A decade ago, private aviation was a tool for efficiency. Clients asked: "Is the crew experienced? Is the plane safe? Can we depart in an hour?"
Today, thanks to a flood of "democratizing" apps and discount brokerages, the first question is: "I saw a flight on an app for $12,000. Can you beat it?"
This has birthed a new breed of operator I call "Under Cutters Airline." These are the operators who bid flights at a loss just to keep cash flow moving to pay last month's fuel bill. They are desperate. And in aviation, desperation is dangerous.
When you squeeze an operator for the lowest possible price, they don't just absorb the loss. They cut costs. They skip the voluntary safety audit. They push the crew to fly that 14th hour when they should be sleeping. They defer the maintenance item that isn't "technically" required for dispatch but absolutely should be fixed.
"If you are the client grinding your broker for a discount, congratulations: You are the architect of your own risk."
The "Part 134.5" Phantom: The Dirty Secret
If you want to see a veteran pilot turn pale, whisper the number "134.5."
Legitimate commercial charters fly under Part 135 of the Federal Aviation Regulations. Private owners fly under Part 91. Part 135 has strict rest rules, maintenance standards, and drug testing programs. Part 91 is much looser because the assumption is the owner accepts their own risk.

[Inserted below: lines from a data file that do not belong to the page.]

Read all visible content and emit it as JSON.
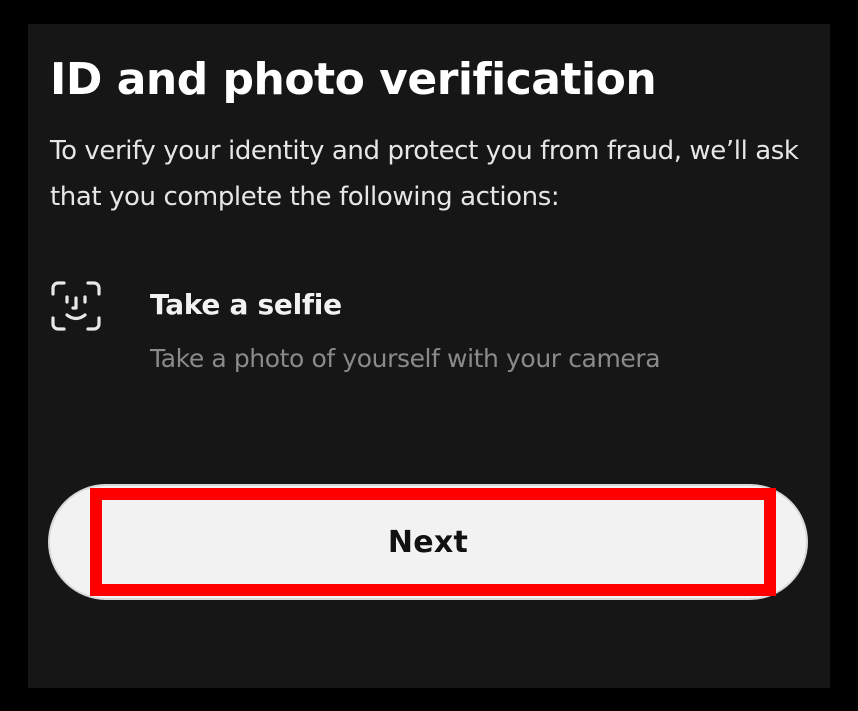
{
  "screen": {
    "title": "ID and photo verification",
    "subtitle": "To verify your identity and protect you from fraud, we’ll ask that you complete the following actions:"
  },
  "actions": [
    {
      "icon": "face-scan-icon",
      "title": "Take a selfie",
      "description": "Take a photo of yourself with your camera"
    }
  ],
  "footer": {
    "next_label": "Next",
    "highlight_color": "#ff0000"
  },
  "colors": {
    "background": "#161616",
    "button": "#f2f2f2",
    "text_primary": "#ffffff",
    "text_secondary": "#8a8a8a"
  }
}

The Scam: Shady operators run illegal charters — "Part 134.5" — where they take a Part 91 plane and charter it out under the table to unknowing clients. They dodge the safety costs, the insurance premiums, and the regulatory oversight.
We see this constantly. A client shows us a quote that is 30% lower than ours. We look up the tail number, and it's a 40-year-old Learjet owned by a shell company with no charter certificate. If that plane goes down, your insurance is void. You aren't a passenger; you're a statistic.

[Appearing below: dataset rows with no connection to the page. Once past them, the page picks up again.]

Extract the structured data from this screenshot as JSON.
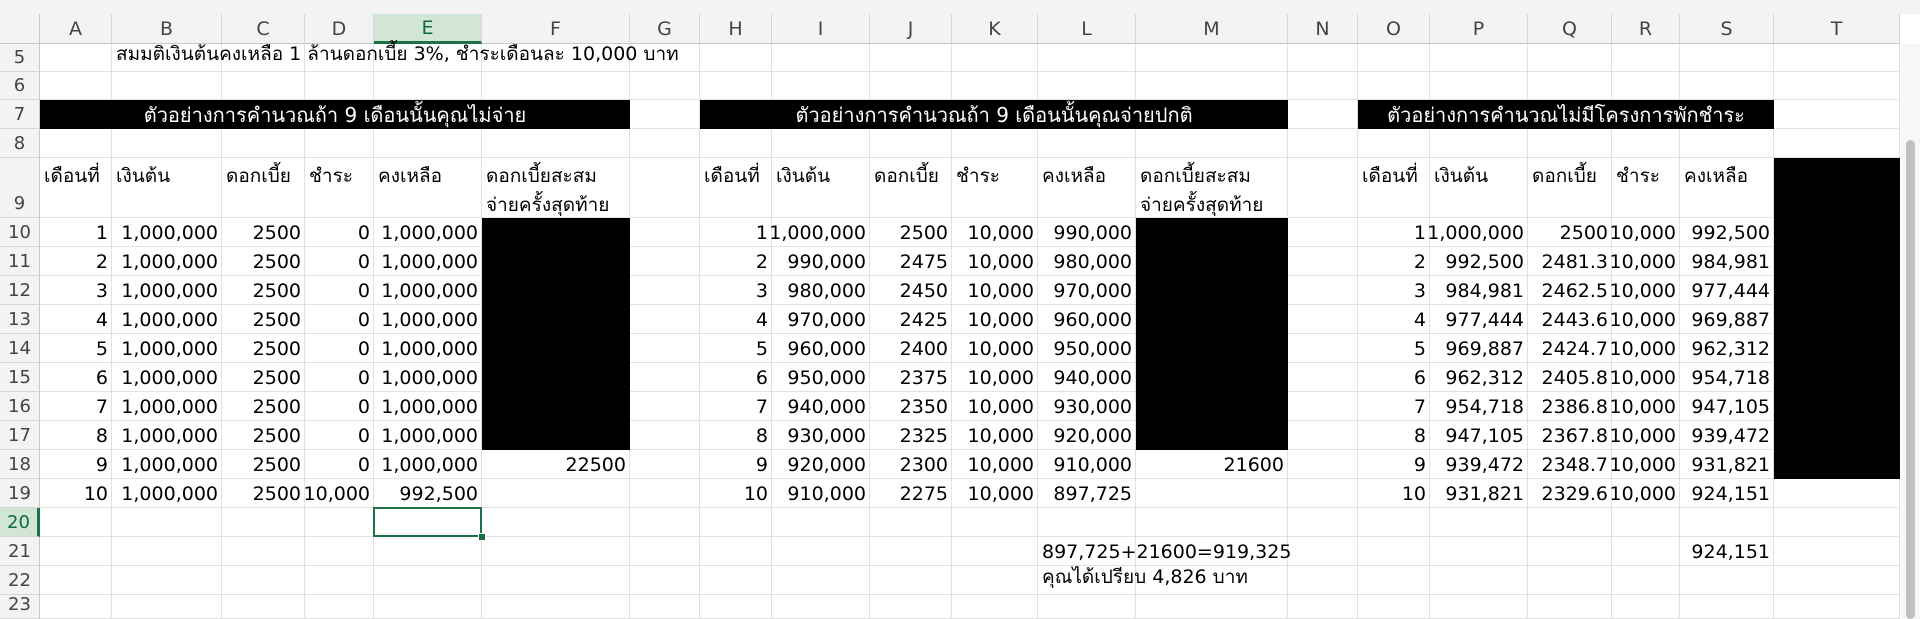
{
  "columns": [
    "A",
    "B",
    "C",
    "D",
    "E",
    "F",
    "G",
    "H",
    "I",
    "J",
    "K",
    "L",
    "M",
    "N",
    "O",
    "P",
    "Q",
    "R",
    "S",
    "T"
  ],
  "selected_column": "E",
  "rows": [
    "5",
    "6",
    "7",
    "8",
    "9",
    "10",
    "11",
    "12",
    "13",
    "14",
    "15",
    "16",
    "17",
    "18",
    "19",
    "20",
    "21",
    "22",
    "23"
  ],
  "selected_row": "20",
  "assumption": "สมมติเงินต้นคงเหลือ 1 ล้านดอกเบี้ย 3%, ชำระเดือนละ 10,000 บาท",
  "titles": {
    "skip": "ตัวอย่างการคำนวณถ้า 9 เดือนนั้นคุณไม่จ่าย",
    "normal": "ตัวอย่างการคำนวณถ้า 9 เดือนนั้นคุณจ่ายปกติ",
    "none": "ตัวอย่างการคำนวณไม่มีโครงการพักชำระ"
  },
  "headers": {
    "month": "เดือนที่",
    "principal": "เงินต้น",
    "interest": "ดอกเบี้ย",
    "payment": "ชำระ",
    "balance": "คงเหลือ",
    "accrued": "ดอกเบี้ยสะสม จ่ายครั้งสุดท้าย"
  },
  "table1": [
    [
      "1",
      "1,000,000",
      "2500",
      "0",
      "1,000,000"
    ],
    [
      "2",
      "1,000,000",
      "2500",
      "0",
      "1,000,000"
    ],
    [
      "3",
      "1,000,000",
      "2500",
      "0",
      "1,000,000"
    ],
    [
      "4",
      "1,000,000",
      "2500",
      "0",
      "1,000,000"
    ],
    [
      "5",
      "1,000,000",
      "2500",
      "0",
      "1,000,000"
    ],
    [
      "6",
      "1,000,000",
      "2500",
      "0",
      "1,000,000"
    ],
    [
      "7",
      "1,000,000",
      "2500",
      "0",
      "1,000,000"
    ],
    [
      "8",
      "1,000,000",
      "2500",
      "0",
      "1,000,000"
    ],
    [
      "9",
      "1,000,000",
      "2500",
      "0",
      "1,000,000"
    ],
    [
      "10",
      "1,000,000",
      "2500",
      "10,000",
      "992,500"
    ]
  ],
  "table1_accrued": "22500",
  "table2": [
    [
      "1",
      "1,000,000",
      "2500",
      "10,000",
      "990,000"
    ],
    [
      "2",
      "990,000",
      "2475",
      "10,000",
      "980,000"
    ],
    [
      "3",
      "980,000",
      "2450",
      "10,000",
      "970,000"
    ],
    [
      "4",
      "970,000",
      "2425",
      "10,000",
      "960,000"
    ],
    [
      "5",
      "960,000",
      "2400",
      "10,000",
      "950,000"
    ],
    [
      "6",
      "950,000",
      "2375",
      "10,000",
      "940,000"
    ],
    [
      "7",
      "940,000",
      "2350",
      "10,000",
      "930,000"
    ],
    [
      "8",
      "930,000",
      "2325",
      "10,000",
      "920,000"
    ],
    [
      "9",
      "920,000",
      "2300",
      "10,000",
      "910,000"
    ],
    [
      "10",
      "910,000",
      "2275",
      "10,000",
      "897,725"
    ]
  ],
  "table2_accrued": "21600",
  "table3": [
    [
      "1",
      "1,000,000",
      "2500",
      "10,000",
      "992,500"
    ],
    [
      "2",
      "992,500",
      "2481.3",
      "10,000",
      "984,981"
    ],
    [
      "3",
      "984,981",
      "2462.5",
      "10,000",
      "977,444"
    ],
    [
      "4",
      "977,444",
      "2443.6",
      "10,000",
      "969,887"
    ],
    [
      "5",
      "969,887",
      "2424.7",
      "10,000",
      "962,312"
    ],
    [
      "6",
      "962,312",
      "2405.8",
      "10,000",
      "954,718"
    ],
    [
      "7",
      "954,718",
      "2386.8",
      "10,000",
      "947,105"
    ],
    [
      "8",
      "947,105",
      "2367.8",
      "10,000",
      "939,472"
    ],
    [
      "9",
      "939,472",
      "2348.7",
      "10,000",
      "931,821"
    ],
    [
      "10",
      "931,821",
      "2329.6",
      "10,000",
      "924,151"
    ]
  ],
  "summary_formula": "897,725+21600=919,325",
  "summary_benefit": "คุณได้เปรียบ 4,826 บาท",
  "summary_none": "924,151"
}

The MRO Crisis: When Private Equity Buys Your Mechanic
While the operators are cutting corners, the maintenance shops (MROs) are being gutted.
Private Equity firms have realized that aviation maintenance is a cash cow. They are rolling up the independent, family-owned shops that used to treat every bolt with reverence. They buy them out, fire the gray-haired master mechanics who cost too much, and replace them with fresh graduates who have never touched a turbine engine.
It's a classic "Pump and Dump." They slash labor costs to inflate the EBITDA, make the books look pretty, and sell the chain to the next sucker.
The Result? We are seeing "pencil-whipped" inspections where work is signed off without being done properly. We are seeing simple annual inspections take 4 months because they don't have the staff. We are seeing planes come out of maintenance worse than they went in.